We’re currently in the midst of a movement away from monolithic business applications towards a more best-of-breed approach. However, existing data quality tools largely lack the ability to detect problems that occur across multiple systems that are linked together to execute business processes. This is the differentiator that Naveego hopes to exploit.
“Your traditional ERP or database platform can’t really go out to the cloud and say ‘Did the five things required in the cloud system that I need or that the system downstream needs to complete this process, is it all there?'” Dominick says. “We actually have the ability in our platform to look across all five systems as one cohesive component, and say, is everything in the right place at the right time, and if not, which department is responsible for that, and build that visibility so we can find the breakdown in those processes that are becoming more and more disruptive to the organization as you have these different silos that participate in a much bigger process.”

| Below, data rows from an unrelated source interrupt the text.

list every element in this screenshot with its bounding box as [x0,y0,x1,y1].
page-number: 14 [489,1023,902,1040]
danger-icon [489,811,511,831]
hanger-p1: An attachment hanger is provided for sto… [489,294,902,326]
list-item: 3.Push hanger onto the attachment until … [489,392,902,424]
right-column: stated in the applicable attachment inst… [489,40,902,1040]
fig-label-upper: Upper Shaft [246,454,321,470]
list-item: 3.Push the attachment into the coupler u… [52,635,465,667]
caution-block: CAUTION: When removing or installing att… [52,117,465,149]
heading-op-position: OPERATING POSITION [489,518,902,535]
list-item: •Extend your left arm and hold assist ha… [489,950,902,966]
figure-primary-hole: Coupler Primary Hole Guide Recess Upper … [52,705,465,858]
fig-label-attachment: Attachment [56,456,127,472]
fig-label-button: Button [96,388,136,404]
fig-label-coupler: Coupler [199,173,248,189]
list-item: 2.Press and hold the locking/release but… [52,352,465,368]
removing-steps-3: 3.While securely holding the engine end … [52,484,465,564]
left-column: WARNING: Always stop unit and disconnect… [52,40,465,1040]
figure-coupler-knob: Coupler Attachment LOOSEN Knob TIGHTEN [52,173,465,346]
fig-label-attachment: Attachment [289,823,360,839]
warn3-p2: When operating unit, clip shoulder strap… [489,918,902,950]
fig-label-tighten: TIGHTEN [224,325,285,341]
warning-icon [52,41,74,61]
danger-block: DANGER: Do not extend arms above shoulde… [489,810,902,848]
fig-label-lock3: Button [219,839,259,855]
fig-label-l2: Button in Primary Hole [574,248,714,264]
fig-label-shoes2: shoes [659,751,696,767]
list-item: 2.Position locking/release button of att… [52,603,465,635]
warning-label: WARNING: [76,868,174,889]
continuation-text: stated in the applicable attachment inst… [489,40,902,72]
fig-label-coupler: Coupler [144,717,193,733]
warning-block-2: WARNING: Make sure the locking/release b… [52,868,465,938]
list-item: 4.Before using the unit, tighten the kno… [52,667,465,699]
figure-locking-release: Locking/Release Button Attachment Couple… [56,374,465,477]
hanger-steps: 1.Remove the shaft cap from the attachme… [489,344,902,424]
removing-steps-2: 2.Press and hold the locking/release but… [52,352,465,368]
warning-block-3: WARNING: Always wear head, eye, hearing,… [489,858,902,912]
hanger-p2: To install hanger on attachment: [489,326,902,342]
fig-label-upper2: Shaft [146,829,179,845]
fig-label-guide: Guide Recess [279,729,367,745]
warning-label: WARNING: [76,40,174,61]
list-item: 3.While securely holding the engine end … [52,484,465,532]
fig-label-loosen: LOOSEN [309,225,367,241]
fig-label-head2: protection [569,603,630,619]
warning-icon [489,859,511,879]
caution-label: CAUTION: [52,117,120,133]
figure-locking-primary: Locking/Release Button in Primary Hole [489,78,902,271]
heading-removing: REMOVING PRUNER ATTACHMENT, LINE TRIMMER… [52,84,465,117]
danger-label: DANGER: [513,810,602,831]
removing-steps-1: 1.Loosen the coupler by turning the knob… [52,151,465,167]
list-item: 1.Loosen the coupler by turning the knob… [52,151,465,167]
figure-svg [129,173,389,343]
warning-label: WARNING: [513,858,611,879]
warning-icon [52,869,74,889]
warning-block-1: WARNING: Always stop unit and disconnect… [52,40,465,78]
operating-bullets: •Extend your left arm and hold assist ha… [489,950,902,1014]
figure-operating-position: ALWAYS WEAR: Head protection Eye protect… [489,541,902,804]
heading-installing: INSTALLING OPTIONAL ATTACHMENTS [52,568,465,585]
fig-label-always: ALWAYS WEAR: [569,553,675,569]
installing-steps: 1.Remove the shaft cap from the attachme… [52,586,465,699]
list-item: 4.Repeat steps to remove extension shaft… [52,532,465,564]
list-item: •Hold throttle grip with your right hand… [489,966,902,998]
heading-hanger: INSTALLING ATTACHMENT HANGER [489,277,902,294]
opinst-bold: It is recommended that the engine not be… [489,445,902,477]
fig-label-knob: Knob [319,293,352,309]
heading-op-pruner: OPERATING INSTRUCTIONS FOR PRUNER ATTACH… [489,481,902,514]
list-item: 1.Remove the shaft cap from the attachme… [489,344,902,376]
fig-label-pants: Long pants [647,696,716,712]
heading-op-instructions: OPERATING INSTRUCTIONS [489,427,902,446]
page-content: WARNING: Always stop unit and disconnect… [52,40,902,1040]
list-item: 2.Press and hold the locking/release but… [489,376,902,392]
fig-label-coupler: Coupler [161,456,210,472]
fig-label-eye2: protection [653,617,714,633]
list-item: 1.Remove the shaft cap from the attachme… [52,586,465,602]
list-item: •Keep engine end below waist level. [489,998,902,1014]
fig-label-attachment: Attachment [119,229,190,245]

This approach won’t solve all data quality issues. But for data sitting in ERP systems and relational databases, which is a very valuable asset for many companies, it could get them closer to eliminating troublesome errors. And when this largely relational data makes its way into the data warehouse or the cloud, the need for other data quality checks will be reduced.
In fact, Smith says this approach will pay dividends that exceed what more complex data quality tools can provide.
“It’s really about providing a simple way to monitor and provide value at the foundation level,” the CEO says, “but then also provide visibility up to the C level so they can get an idea how efficiently everything is working and start to build trust in the data that’s ultimately feeding their analytics dashboards.”
A new release of the software issued last week adds support for NoSQL databases, such as MongoDB and Apache Cassandra. The company has also added ElasticSearch for providing analytics around large data sets. It has also incorporated Apache Kafka to help ingest data.